Another practical problem with the idea is the fact that pip itself
relies on the ssl support in the standard library (with some additional
support from a bundled copy of requests, which in turn bundles
backport.ssl_match_hostname), and hence would require any replacement
module to also be bundled within pip. This wouldn’t pose any
insurmountable difficulties (it’s just another dependency to vendor), but
it would mean yet another copy of OpenSSL to keep up to date.
This approach also has the same flaw as all other “improve security by
renaming things” approaches: they completely miss the users who most need
help, and raise significant barriers against being able to encourage users
to do the right thing when their infrastructure supports it (since
“use this other module” is a much higher impact change than “turn on this
higher security setting”). Deprecating the aging SSL infrastructure in the
standard library in favour of an external module would be even more user
hostile than accepting the slightly increased risk of regressions associated
with upgrading it in place.
Last, but certainly not least, this approach suffers from the same problem
as the idea of doing a Python 2.8 release: likely not solving the actual
problem. Commercial redistributors of Python are set up to redistribute
Python, and a pre-existing set of additional packages. Getting new
packages added to the pre-existing set can be done, but means approaching
each and every redistributor and asking them to update their
repackaging process accordingly. By contrast, the approach described in
this PEP would require redistributors to deliberately opt out of the
security enhancements by deliberately downgrading the provided network
security infrastructure, which most of them are unlikely to do.
Earlier versions of this PEP included the concept of a 2.7-legacy-ssl
branch that preserved the exact feature set of the Python 2.7.6 network
security infrastructure.
In my opinion, anyone that actually wants this is almost certainly making a
mistake, and if they insist they really do want it in their specific
situation, they’re welcome to either make it themselves or arrange for a
downstream redistributor to make it for them.
If they are made publicly available, any such rebuilds should be referred to
as “Python 2.7 with Legacy SSL” to clearly distinguish them from the official
Python 2.7 releases that include more up to date network security
infrastructure.
After the first Python 2.7 maintenance release that implements this PEP, it
would also be appropriate to refer to Python 2.7.6 and earlier releases as
“Python 2.7 with Legacy SSL”.
Earlier versions of this PEP suggested synchronising the hmac,
hashlib and ssl modules entirely with their Python 3 counterparts.
This approach proved too vague to build a compelling case for the exception,
and has thus been replaced by the current more explicit proposal.

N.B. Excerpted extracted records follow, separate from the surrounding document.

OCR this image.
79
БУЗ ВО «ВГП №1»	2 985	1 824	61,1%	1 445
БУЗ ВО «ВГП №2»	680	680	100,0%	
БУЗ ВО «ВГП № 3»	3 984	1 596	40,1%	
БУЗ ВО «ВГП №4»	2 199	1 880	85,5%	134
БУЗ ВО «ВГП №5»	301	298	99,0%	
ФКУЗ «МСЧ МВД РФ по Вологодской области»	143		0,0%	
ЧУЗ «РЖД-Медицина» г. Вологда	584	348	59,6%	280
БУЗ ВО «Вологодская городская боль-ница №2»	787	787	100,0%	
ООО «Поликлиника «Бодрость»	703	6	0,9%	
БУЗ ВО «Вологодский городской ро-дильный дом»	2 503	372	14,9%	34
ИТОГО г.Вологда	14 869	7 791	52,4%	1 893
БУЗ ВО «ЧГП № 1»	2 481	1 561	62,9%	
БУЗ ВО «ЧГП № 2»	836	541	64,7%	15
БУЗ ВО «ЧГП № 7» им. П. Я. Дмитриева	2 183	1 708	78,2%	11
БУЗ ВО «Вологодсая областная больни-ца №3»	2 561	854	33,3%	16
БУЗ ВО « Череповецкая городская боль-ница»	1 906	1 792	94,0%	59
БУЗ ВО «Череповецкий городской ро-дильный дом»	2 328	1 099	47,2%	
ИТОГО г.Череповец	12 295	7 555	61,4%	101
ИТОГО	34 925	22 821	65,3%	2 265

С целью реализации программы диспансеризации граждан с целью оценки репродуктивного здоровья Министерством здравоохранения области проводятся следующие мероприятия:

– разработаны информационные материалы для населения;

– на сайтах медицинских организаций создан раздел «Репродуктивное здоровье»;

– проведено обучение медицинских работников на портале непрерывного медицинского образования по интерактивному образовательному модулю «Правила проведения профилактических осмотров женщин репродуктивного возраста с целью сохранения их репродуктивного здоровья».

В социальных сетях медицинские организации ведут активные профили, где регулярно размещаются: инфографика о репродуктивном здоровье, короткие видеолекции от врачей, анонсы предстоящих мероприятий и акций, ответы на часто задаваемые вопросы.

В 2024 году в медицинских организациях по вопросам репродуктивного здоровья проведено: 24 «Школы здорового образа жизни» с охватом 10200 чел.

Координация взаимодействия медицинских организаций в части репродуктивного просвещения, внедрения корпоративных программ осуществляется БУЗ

Earlier versions of this PEP suggested a general policy change related to
future Python 3 enhancements that impact the general security of the
internet.
That approach created unnecessary uncertainty, so it has been simplified to
propose backport a specific concrete set of changes. Future feature
backport proposals can refer back to this PEP as precedent, but it will
still be necessary to make a specific case for each feature addition to
the Python 2.7 long-term support release.